There are five precepts for lay Buddhists, which are to abstain from taking life, stealing, immoral sexual conduct, telling lies, and consuming intoxicants. From our point of view, though, we could say that these five are guidelines against causing trouble to or hurting other people. When you have respect for all life and put it to good use; get along well with family, friends, and acquaintances; and let everyone live happily──that’s the greatest joy for you, too, isn’t it?

We Should All Make Our Own Personal Precepts

Masahiro Mori, an authority on robotics with a deep knowledge of Buddhism, said that just as every person’s face is different, “Everyone has their own particular habits and weaknesses and therefore, the precepts should be different from one person to the next.” In other words, it is important to find and put into practice your own “custom-made” good habits and make them your own personal precepts.

In that sense, let’s consider good habits, including the five precepts, that we think are necessary for ourselves. For example, if you are someone who tends to annoy other people by frequently being late, it might be helpful to recall Founder Niwano’s habit of always saying, “Arrive early, even if only five or ten minutes ahead of time.” Or if you are someone who is quick to express anger, I think that the habit of reciting, at such times, the mantra, on nikoniko, hara tatsumaizoya sowaka (“smile and do not lose your temper, may it be so”), and taking a deep breath may help you restrain yourself from making the people around you uncomfortable.

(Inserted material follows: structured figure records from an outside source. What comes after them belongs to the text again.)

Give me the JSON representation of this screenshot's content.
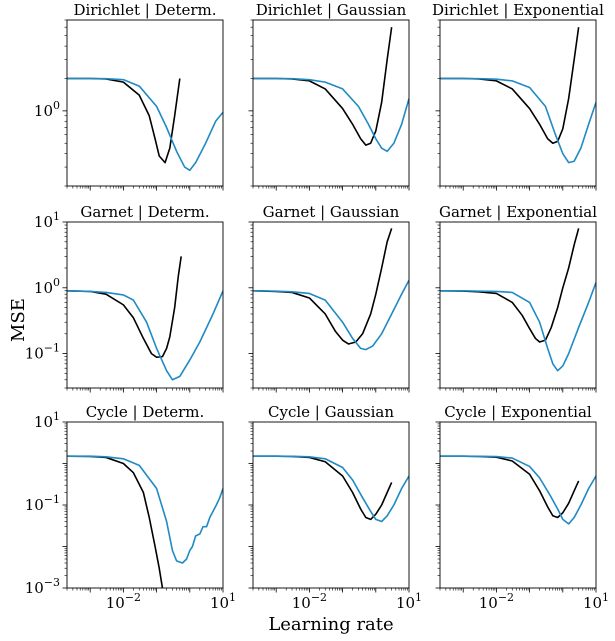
{
  "figure": {
    "xlabel": "Learning rate",
    "ylabel": "MSE",
    "xscale": "log",
    "yscale": "log",
    "xlim": [
      0.0002,
      10
    ],
    "colors": {
      "series_a": "#000000",
      "series_b": "#1f8ac4"
    }
  },
  "chart_data": [
    {
      "type": "line",
      "title": "Dirichlet | Determ.",
      "ylim": [
        0.2,
        7
      ],
      "yticks": [
        {
          "value": 1,
          "label": "10^0"
        }
      ],
      "xticks": [],
      "series": [
        {
          "color": "#000000",
          "x": [
            0.0002,
            0.001,
            0.003,
            0.01,
            0.03,
            0.06,
            0.09,
            0.12,
            0.18,
            0.25,
            0.35,
            0.5
          ],
          "y": [
            2.0,
            2.0,
            1.98,
            1.85,
            1.4,
            0.9,
            0.55,
            0.38,
            0.33,
            0.45,
            0.9,
            2.0
          ]
        },
        {
          "color": "#1f8ac4",
          "x": [
            0.0002,
            0.001,
            0.003,
            0.01,
            0.03,
            0.1,
            0.2,
            0.4,
            0.7,
            1.0,
            1.5,
            3,
            6,
            10
          ],
          "y": [
            2.0,
            2.0,
            1.99,
            1.95,
            1.7,
            1.1,
            0.7,
            0.42,
            0.3,
            0.28,
            0.33,
            0.5,
            0.8,
            0.97
          ]
        }
      ]
    },
    {
      "type": "line",
      "title": "Dirichlet | Gaussian",
      "ylim": [
        0.2,
        7
      ],
      "yticks": [],
      "xticks": [],
      "series": [
        {
          "color": "#000000",
          "x": [
            0.0002,
            0.001,
            0.003,
            0.01,
            0.03,
            0.1,
            0.2,
            0.35,
            0.5,
            0.7,
            1.0,
            1.5,
            2.2,
            3.0
          ],
          "y": [
            2.0,
            2.0,
            1.98,
            1.9,
            1.6,
            1.05,
            0.75,
            0.55,
            0.48,
            0.5,
            0.65,
            1.2,
            3.0,
            6.0
          ]
        },
        {
          "color": "#1f8ac4",
          "x": [
            0.0002,
            0.001,
            0.003,
            0.01,
            0.03,
            0.1,
            0.3,
            0.6,
            1.0,
            1.5,
            2.2,
            3.5,
            6,
            10
          ],
          "y": [
            2.0,
            2.0,
            1.99,
            1.95,
            1.85,
            1.6,
            1.1,
            0.75,
            0.55,
            0.45,
            0.42,
            0.5,
            0.75,
            1.3
          ]
        }
      ]
    },
    {
      "type": "line",
      "title": "Dirichlet | Exponential",
      "ylim": [
        0.2,
        7
      ],
      "yticks": [],
      "xticks": [],
      "series": [
        {
          "color": "#000000",
          "x": [
            0.0002,
            0.001,
            0.003,
            0.01,
            0.03,
            0.1,
            0.2,
            0.35,
            0.5,
            0.7,
            1.0,
            1.5,
            2.2,
            3.0
          ],
          "y": [
            2.0,
            2.0,
            1.98,
            1.9,
            1.6,
            1.05,
            0.75,
            0.55,
            0.5,
            0.52,
            0.68,
            1.3,
            3.0,
            6.0
          ]
        },
        {
          "color": "#1f8ac4",
          "x": [
            0.0002,
            0.001,
            0.003,
            0.01,
            0.03,
            0.1,
            0.3,
            0.6,
            1.0,
            1.5,
            2.2,
            3.5,
            6,
            10
          ],
          "y": [
            2.0,
            2.0,
            1.99,
            1.97,
            1.9,
            1.65,
            1.1,
            0.6,
            0.4,
            0.33,
            0.34,
            0.45,
            0.75,
            1.2
          ]
        }
      ]
    },
    {
      "type": "line",
      "title": "Garnet | Determ.",
      "ylim": [
        0.03,
        10
      ],
      "yticks": [
        {
          "value": 10,
          "label": "10^1"
        },
        {
          "value": 1,
          "label": "10^0"
        },
        {
          "value": 0.1,
          "label": "10^-1"
        }
      ],
      "xticks": [],
      "series": [
        {
          "color": "#000000",
          "x": [
            0.0002,
            0.001,
            0.003,
            0.01,
            0.02,
            0.04,
            0.07,
            0.1,
            0.15,
            0.2,
            0.25,
            0.35,
            0.45,
            0.55
          ],
          "y": [
            0.9,
            0.88,
            0.8,
            0.55,
            0.35,
            0.17,
            0.1,
            0.088,
            0.09,
            0.12,
            0.18,
            0.5,
            1.5,
            3.0
          ]
        },
        {
          "color": "#1f8ac4",
          "x": [
            0.0002,
            0.001,
            0.003,
            0.01,
            0.02,
            0.05,
            0.1,
            0.2,
            0.3,
            0.5,
            1,
            2,
            5,
            10
          ],
          "y": [
            0.9,
            0.88,
            0.85,
            0.78,
            0.65,
            0.3,
            0.12,
            0.055,
            0.04,
            0.045,
            0.08,
            0.15,
            0.4,
            0.9
          ]
        }
      ]
    },
    {
      "type": "line",
      "title": "Garnet | Gaussian",
      "ylim": [
        0.03,
        10
      ],
      "yticks": [],
      "xticks": [],
      "series": [
        {
          "color": "#000000",
          "x": [
            0.0002,
            0.001,
            0.003,
            0.01,
            0.03,
            0.06,
            0.1,
            0.15,
            0.25,
            0.4,
            0.7,
            1.0,
            1.5,
            2.2,
            3.0
          ],
          "y": [
            0.9,
            0.88,
            0.85,
            0.7,
            0.4,
            0.22,
            0.16,
            0.14,
            0.15,
            0.2,
            0.4,
            0.8,
            2.0,
            5.0,
            8.0
          ]
        },
        {
          "color": "#1f8ac4",
          "x": [
            0.0002,
            0.001,
            0.003,
            0.01,
            0.03,
            0.1,
            0.2,
            0.35,
            0.5,
            0.8,
            1.5,
            3,
            6,
            10
          ],
          "y": [
            0.9,
            0.89,
            0.87,
            0.82,
            0.65,
            0.3,
            0.17,
            0.12,
            0.115,
            0.13,
            0.2,
            0.4,
            0.8,
            1.3
          ]
        }
      ]
    },
    {
      "type": "line",
      "title": "Garnet | Exponential",
      "ylim": [
        0.03,
        10
      ],
      "yticks": [],
      "xticks": [],
      "series": [
        {
          "color": "#000000",
          "x": [
            0.0002,
            0.001,
            0.003,
            0.01,
            0.03,
            0.06,
            0.1,
            0.15,
            0.2,
            0.3,
            0.45,
            0.7,
            1.0,
            1.5,
            2.2,
            3.0
          ],
          "y": [
            0.9,
            0.89,
            0.87,
            0.82,
            0.6,
            0.38,
            0.24,
            0.17,
            0.15,
            0.16,
            0.25,
            0.5,
            1.0,
            2.0,
            4.5,
            8.0
          ]
        },
        {
          "color": "#1f8ac4",
          "x": [
            0.0002,
            0.001,
            0.003,
            0.01,
            0.03,
            0.1,
            0.2,
            0.35,
            0.5,
            0.7,
            1.0,
            1.5,
            3,
            6,
            10
          ],
          "y": [
            0.9,
            0.9,
            0.89,
            0.88,
            0.85,
            0.6,
            0.3,
            0.12,
            0.07,
            0.055,
            0.065,
            0.1,
            0.25,
            0.6,
            1.2
          ]
        }
      ]
    },
    {
      "type": "line",
      "title": "Cycle | Determ.",
      "ylim": [
        0.001,
        10
      ],
      "yticks": [
        {
          "value": 10,
          "label": "10^1"
        },
        {
          "value": 0.1,
          "label": "10^-1"
        },
        {
          "value": 0.001,
          "label": "10^-3"
        }
      ],
      "xticks": [
        {
          "value": 0.01,
          "label": "10^-2"
        },
        {
          "value": 10,
          "label": "10^1"
        }
      ],
      "series": [
        {
          "color": "#000000",
          "x": [
            0.0002,
            0.001,
            0.003,
            0.01,
            0.02,
            0.04,
            0.06,
            0.09,
            0.12,
            0.15
          ],
          "y": [
            1.5,
            1.48,
            1.4,
            1.0,
            0.6,
            0.2,
            0.05,
            0.01,
            0.003,
            0.001
          ]
        },
        {
          "color": "#1f8ac4",
          "x": [
            0.0002,
            0.001,
            0.003,
            0.01,
            0.03,
            0.1,
            0.2,
            0.3,
            0.4,
            0.6,
            0.8,
            1.0,
            1.2,
            1.5,
            2.0,
            2.5,
            3.2,
            4.0,
            5.0,
            6.3,
            8.0,
            10
          ],
          "y": [
            1.5,
            1.5,
            1.45,
            1.3,
            0.9,
            0.25,
            0.04,
            0.008,
            0.0045,
            0.004,
            0.005,
            0.008,
            0.01,
            0.018,
            0.02,
            0.03,
            0.03,
            0.05,
            0.07,
            0.1,
            0.15,
            0.25
          ]
        }
      ]
    },
    {
      "type": "line",
      "title": "Cycle | Gaussian",
      "ylim": [
        0.001,
        10
      ],
      "yticks": [],
      "xticks": [
        {
          "value": 0.01,
          "label": "10^-2"
        },
        {
          "value": 10,
          "label": "10^1"
        }
      ],
      "series": [
        {
          "color": "#000000",
          "x": [
            0.0002,
            0.001,
            0.003,
            0.01,
            0.03,
            0.1,
            0.2,
            0.35,
            0.5,
            0.7,
            1.0,
            1.5,
            2.2,
            3.0
          ],
          "y": [
            1.5,
            1.5,
            1.48,
            1.4,
            1.1,
            0.5,
            0.2,
            0.08,
            0.05,
            0.045,
            0.06,
            0.1,
            0.2,
            0.35
          ]
        },
        {
          "color": "#1f8ac4",
          "x": [
            0.0002,
            0.001,
            0.003,
            0.01,
            0.03,
            0.1,
            0.2,
            0.4,
            0.7,
            1.0,
            1.5,
            2.2,
            3.5,
            6,
            10
          ],
          "y": [
            1.5,
            1.5,
            1.49,
            1.45,
            1.3,
            0.8,
            0.4,
            0.15,
            0.07,
            0.045,
            0.04,
            0.055,
            0.1,
            0.25,
            0.5
          ]
        }
      ]
    },
    {
      "type": "line",
      "title": "Cycle | Exponential",
      "ylim": [
        0.001,
        10
      ],
      "yticks": [],
      "xticks": [
        {
          "value": 0.01,
          "label": "10^-2"
        },
        {
          "value": 10,
          "label": "10^1"
        }
      ],
      "series": [
        {
          "color": "#000000",
          "x": [
            0.0002,
            0.001,
            0.003,
            0.01,
            0.03,
            0.1,
            0.2,
            0.35,
            0.5,
            0.7,
            1.0,
            1.5,
            2.2,
            3.0
          ],
          "y": [
            1.5,
            1.5,
            1.48,
            1.42,
            1.15,
            0.55,
            0.22,
            0.09,
            0.055,
            0.05,
            0.065,
            0.11,
            0.22,
            0.38
          ]
        },
        {
          "color": "#1f8ac4",
          "x": [
            0.0002,
            0.001,
            0.003,
            0.01,
            0.03,
            0.1,
            0.2,
            0.4,
            0.7,
            1.0,
            1.5,
            2.2,
            3.5,
            6,
            10
          ],
          "y": [
            1.5,
            1.5,
            1.49,
            1.47,
            1.35,
            0.85,
            0.45,
            0.18,
            0.08,
            0.045,
            0.035,
            0.05,
            0.1,
            0.25,
            0.5
          ]
        }
      ]
    }
  ]
}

“Precepts” like these that differ from person to person—which we could say, depending on the point of view, are lifestyle rules or manners—are different from “manners” (in the usual sense) because, in the mind of each and every person who puts them into practice, there is gratitude for receiving support and the hope and prayers for the happiness and harmony of everyone. Your mind of benefitting others, which brings harmony to your surroundings, becomes the diligence of a bodhisattva and leads to your own experience of the joy of benefitting yourself.

In snowy regions of Japan, spring is said to come forth from the roots of the trees. There is a Japanese phrase, yukinebiraki, that describes how the snow around the roots of trees starts melting before anywhere else around it. Indeed, when I recall spring in Founder Niwano’s hometown, Suganuma, my mind wanders back to serene memories of the tutelary shrine’s cherry trees, their trunks peeking through the soil while the area around them was still covered in snow, starting to bloom brightly.

With gratitude for the workings of the gods and the buddhas, we must continue to master skills so that we live in harmony with the law of nature and pass our days with peace of mind.